Bir nadir hastalıklı bebek sahibi olduğunuzda artık o hastalık sizin için ender olmaktan çıkıyor, hayatınızın en can yakıcı gerçeği hâline geliveriyor. Aslında nüfusumuzun yaklaşık %5 ini doğrudan etkilediği için bizim açımızdan nadir olmayan bu hastalıklar ülkemize farklı yönlerden yarar sağlayabilir. Özellikle sağlık turizmi ile hizmet verdiğimiz etrafımızdaki 1.5-2 milyarlık nüfusun Nadir Hastaları için de bir deva umudu olabiliriz. Kuracağımız Nadir Hastalıklar konusunda özelleşmiş, her türlü genetik inceleme, müdahale ve tedavinin yapılmasına olanak sağlayan gelişmiş merkezler önemli bir cazibe merkezi olacaktır.
RARE DISEASE CHALLENGE
Kısaca RaDiChal (Radikal) diyoruz. Cihan IGEM yarışmalarından esinlenerek üç yıl önce öğrenciler arasında Nadir Hastalıklar yarışması düzenlemeye karar verdi. Ana fikri seçilmiş üç nadir hastalık konusunda çeşitli disiplinlerden öğrencilerin bir araya gelerek takım oluşturmaları ve o hastalık için tedavi geliştirmeye çalışmaları idi. Bunu yaparken, nadir hastalık farkındalığını arttırmak amacıyla hasta aileleriyle bağ oluşturup sosyal medyada çalışmalar da yapacaklar ve bunlardan puan alacaklardı.

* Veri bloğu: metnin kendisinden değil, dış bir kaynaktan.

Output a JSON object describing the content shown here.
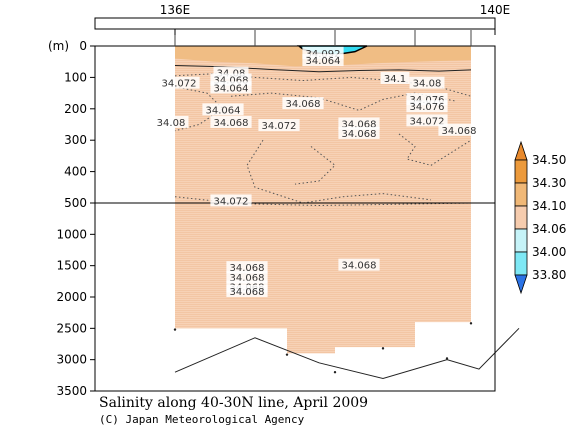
{
  "chart_data": {
    "type": "heatmap",
    "title": "Salinity along 40-30N line, April 2009",
    "credit": "(C) Japan Meteorological Agency",
    "x_ticks": [
      {
        "lon": 136,
        "label": "136E"
      },
      {
        "lon": 140,
        "label": "140E"
      }
    ],
    "y_unit_label": "(m)",
    "y_upper": {
      "range": [
        0,
        500
      ],
      "ticks": [
        0,
        100,
        200,
        300,
        400,
        500
      ]
    },
    "y_lower": {
      "range": [
        500,
        3500
      ],
      "ticks": [
        1000,
        1500,
        2000,
        2500,
        3000,
        3500
      ]
    },
    "colorbar": {
      "levels": [
        "33.80",
        "34.00",
        "34.06",
        "34.10",
        "34.30",
        "34.50"
      ],
      "colors": [
        "#33d8f0",
        "#7ee8f5",
        "#c6f3f8",
        "#f6ccae",
        "#f0b877",
        "#ec9a3c"
      ],
      "extend_low_color": "#2b73e6",
      "extend_high_color": "#e8892c"
    },
    "contour_labels": [
      {
        "text": "34.08",
        "lon": 136.7,
        "depth": 88
      },
      {
        "text": "34.068",
        "lon": 136.7,
        "depth": 110
      },
      {
        "text": "34.064",
        "lon": 136.7,
        "depth": 135
      },
      {
        "text": "34.072",
        "lon": 136.05,
        "depth": 120
      },
      {
        "text": "34.064",
        "lon": 136.6,
        "depth": 205
      },
      {
        "text": "34.068",
        "lon": 136.7,
        "depth": 245
      },
      {
        "text": "34.08",
        "lon": 135.95,
        "depth": 245
      },
      {
        "text": "34.072",
        "lon": 137.3,
        "depth": 255
      },
      {
        "text": "34.068",
        "lon": 137.6,
        "depth": 185
      },
      {
        "text": "34.068",
        "lon": 138.3,
        "depth": 250
      },
      {
        "text": "34.068",
        "lon": 138.3,
        "depth": 280
      },
      {
        "text": "34.1",
        "lon": 138.75,
        "depth": 105
      },
      {
        "text": "34.08",
        "lon": 139.15,
        "depth": 120
      },
      {
        "text": "34.076",
        "lon": 139.15,
        "depth": 172
      },
      {
        "text": "34.076",
        "lon": 139.15,
        "depth": 195
      },
      {
        "text": "34.072",
        "lon": 139.15,
        "depth": 240
      },
      {
        "text": "34.068",
        "lon": 139.55,
        "depth": 270
      },
      {
        "text": "34.092",
        "lon": 137.85,
        "depth": 25
      },
      {
        "text": "34.064",
        "lon": 137.85,
        "depth": 48
      },
      {
        "text": "34.072",
        "lon": 136.7,
        "depth": 495
      },
      {
        "text": "34.068",
        "lon": 136.9,
        "depth": 1540
      },
      {
        "text": "34.068",
        "lon": 136.9,
        "depth": 1700
      },
      {
        "text": "34.068",
        "lon": 136.9,
        "depth": 1850
      },
      {
        "text": "34.068",
        "lon": 136.9,
        "depth": 1920
      },
      {
        "text": "34.068",
        "lon": 138.3,
        "depth": 1500
      }
    ]
  }
}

Yarışma boyunca takımlara uzmanlarca pek çok eğitim programı uygulandı; belki de öğrenciler açısından yarışmaya katılmanın en büyük getirisi de bu oldu. Örneğin ustalarından CRISPR tekniğini öğrendiler, kendilerini birçok yönden geliştirme fırsatı buldular; işbirliği yapmayı, multidisipliner çalışmayı içselleştirdiler. Ben bu yarışmanın bir parçası olmaktan her zaman onur duydum.
Bu yıl yarışmanın dördüncüsünü düzenliyoruz, artık uluslararası hüviyet kazandığı için de mutluyuz. Şimdiye kadar toplamda 9 hastalıkta 89 takım yarışmaya katıldı. Takımların projelerinden üçü sponsorlarca desteklendi ve hayata geçti. Yarışmanın en büyük getirisi ise TÜBİTAK, TÜSEB, TİTCK, SGK, Sağlık Bakanlığı gibi kamu kurumlarının dikkatinin çekilmesi ve çeşitli desteklerle nadir hastalıklarla ilgili araştırmalara kaynak sağlanması oldu. Ödeyici ve karar verici kurumların bu hastalıklara karşı aşırı defansif tutumları yumuşadı.

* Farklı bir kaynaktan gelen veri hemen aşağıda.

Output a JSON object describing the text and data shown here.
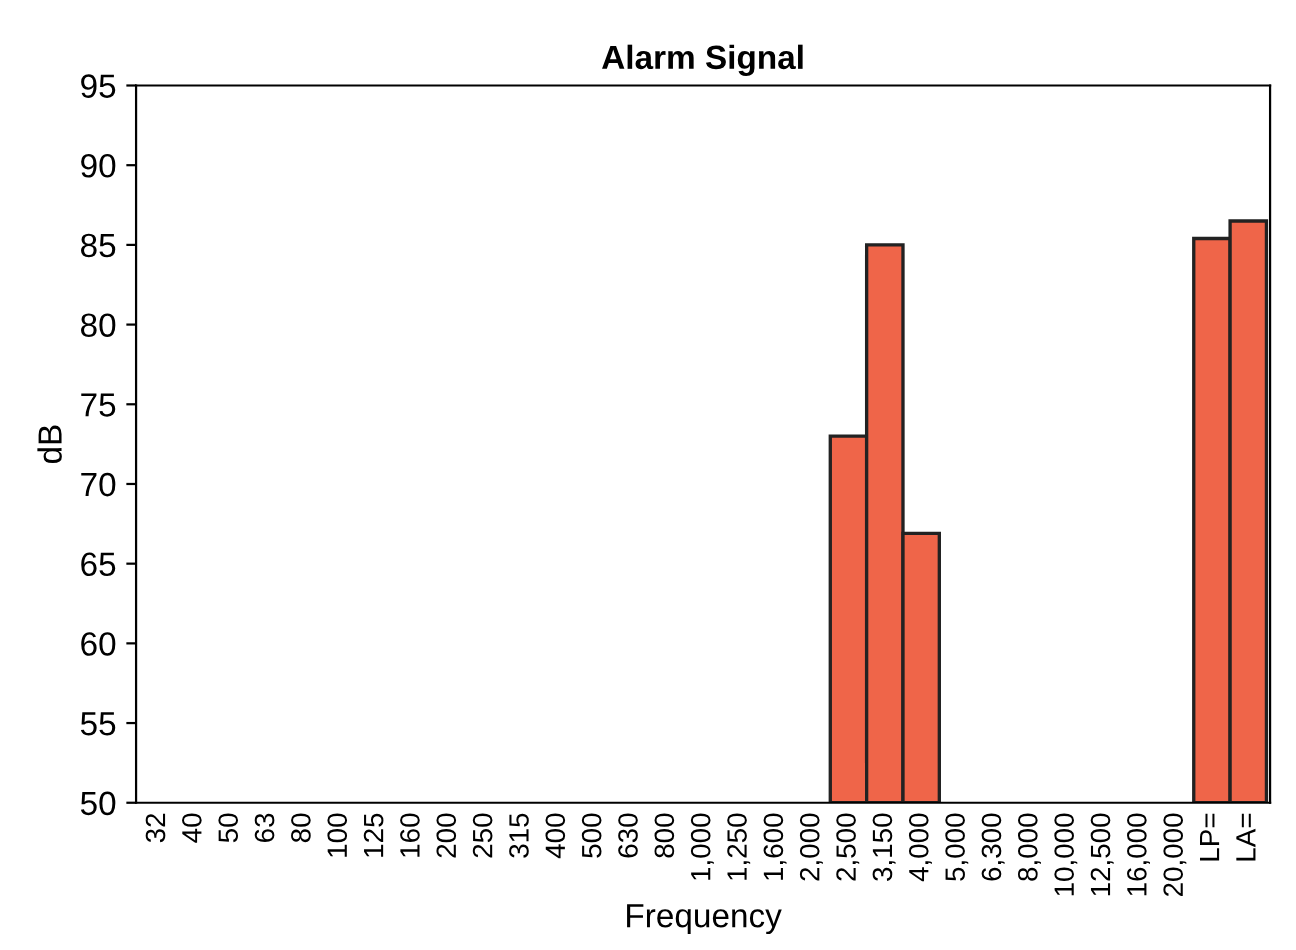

Yarışmanın bilimsel çıktısı olarak nöromüsküler nadir hastalıklarla ilgili yayınladıkları makalenin 2020 Kimya Nobel Ödülü sahibi Jennifer Doudna’nın Mammoth Biyoteknoloji Şirketi’nin dikkatini çekmesi ve danışmanlık önermesi hoş bir sürpriz olmuş. Bu vesileyle sağlıkla ilgilenen, nadir hastalıklar konusuna merakı olan araştırmacı arkadaşlarımın takımları olmasa bile, bir takıma mutlaka yerleştirileceklerinden dolayı, RaDiChal yarışmasına müracaatlarını hararetle öneririm. Bu yıl, özel durumları göz önüne alınarak deprem bölgesindeki üniversitelerde eğitim gören öğrenciler en az üç, en fazla beş kişilik takım oluşturarak RaDiChal Academia’ya ücretsiz katılabilecekler.

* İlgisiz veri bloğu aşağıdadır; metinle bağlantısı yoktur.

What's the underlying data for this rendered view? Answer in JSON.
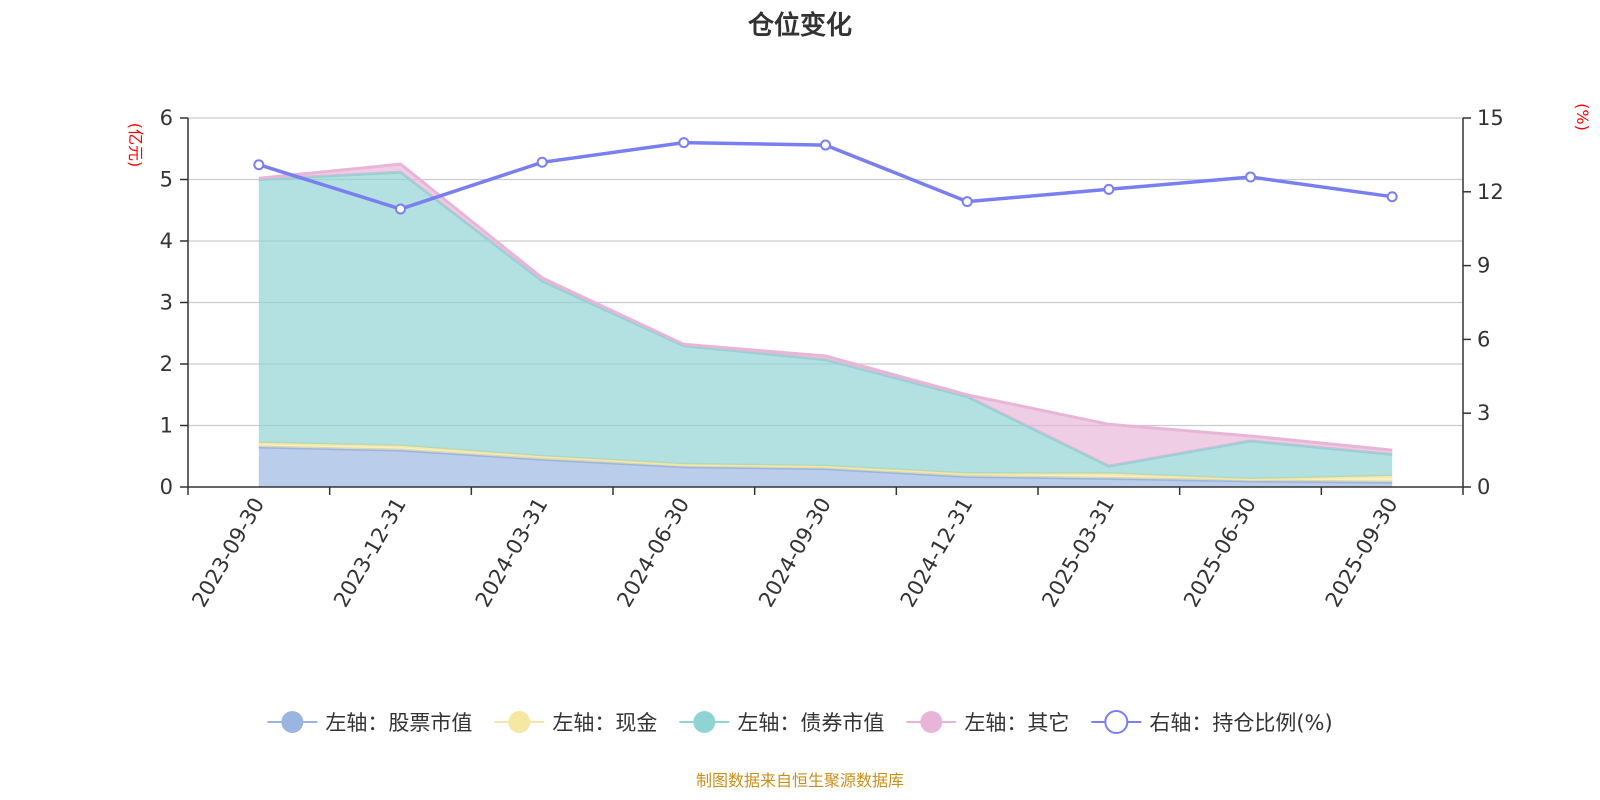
{
  "chart_data": {
    "type": "area",
    "title": "仓位变化",
    "categories": [
      "2023-09-30",
      "2023-12-31",
      "2024-03-31",
      "2024-06-30",
      "2024-09-30",
      "2024-12-31",
      "2025-03-31",
      "2025-06-30",
      "2025-09-30"
    ],
    "left_axis": {
      "unit_label": "(亿元)",
      "ylim": [
        0,
        6
      ],
      "ticks": [
        "0",
        "1",
        "2",
        "3",
        "4",
        "5",
        "6"
      ]
    },
    "right_axis": {
      "unit_label": "(%)",
      "ylim": [
        0,
        15
      ],
      "ticks": [
        "0",
        "3",
        "6",
        "9",
        "12",
        "15"
      ]
    },
    "stacked_series": [
      {
        "name": "左轴：股票市值",
        "color": "#9ab5e0",
        "values": [
          0.65,
          0.6,
          0.45,
          0.33,
          0.3,
          0.17,
          0.14,
          0.1,
          0.08
        ]
      },
      {
        "name": "左轴：现金",
        "color": "#f6e7a2",
        "values": [
          0.07,
          0.07,
          0.05,
          0.04,
          0.04,
          0.05,
          0.08,
          0.03,
          0.1
        ]
      },
      {
        "name": "左轴：债券市值",
        "color": "#8fd3d3",
        "values": [
          4.28,
          4.45,
          2.85,
          1.93,
          1.73,
          1.25,
          0.12,
          0.62,
          0.35
        ]
      },
      {
        "name": "左轴：其它",
        "color": "#e8b5d8",
        "values": [
          0.02,
          0.13,
          0.05,
          0.02,
          0.06,
          0.03,
          0.68,
          0.08,
          0.07
        ]
      }
    ],
    "line_series": {
      "name": "右轴：持仓比例(%)",
      "color": "#7a7ff0",
      "axis": "right",
      "values": [
        13.1,
        11.3,
        13.2,
        14.0,
        13.9,
        11.6,
        12.1,
        12.6,
        11.8
      ]
    },
    "grid": true,
    "legend_position": "bottom"
  },
  "footer": {
    "source": "制图数据来自恒生聚源数据库"
  }
}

Ekip çalışmasına çok değer veren Cihan bu yarışmayı yalnız düzenlemiyor. Fotoğrafta da yer alan Özüm Kılıç ve Hale Ahsen Babar gibi ilk üniversite yıllarından beri tanıdığım, şimdi yüksek lisanslarını sürdüren, gelecekte Nobel beklediğim hevesli gençler var ekipte. Ayrıca Buse Baran, Beste Gelsin, Cemre Can İnci, toplamda 15 genç canla başla emek veriyorlar.
Bu ekibin yıllar içerisinde gösterdiği gelişim inanılmaz ve buradan tekrar genç arkadaşlarıma kulüp çalışmalarına çok önem vermelerini, ağlarını geliştirmelerini yine öneriyorum. Bu vesileyle Üsküdar Üniversitesi yetkililerini hayata geçirdikleri ve RaDiChal ekibine kucak açan Brain Park isimli kuluçka merkezi için de yürekten kutluyorum.
Cihan ve bu güzel ekiple depremden hemen sonra içim karalar bağlamışken, karlı ve zor bir İstanbul gününde buluştum. Ancak onların bilim yapma arzusu, başarma heyecanı beni çok ferahlattı. Lafta değil gerçekte yerli milli gen mühendisliği ile gen tedavilerini hayata geçirebileceğini gösteren bu ekibi tanıdığım için mutlu ve gelecekten çok umutluyum.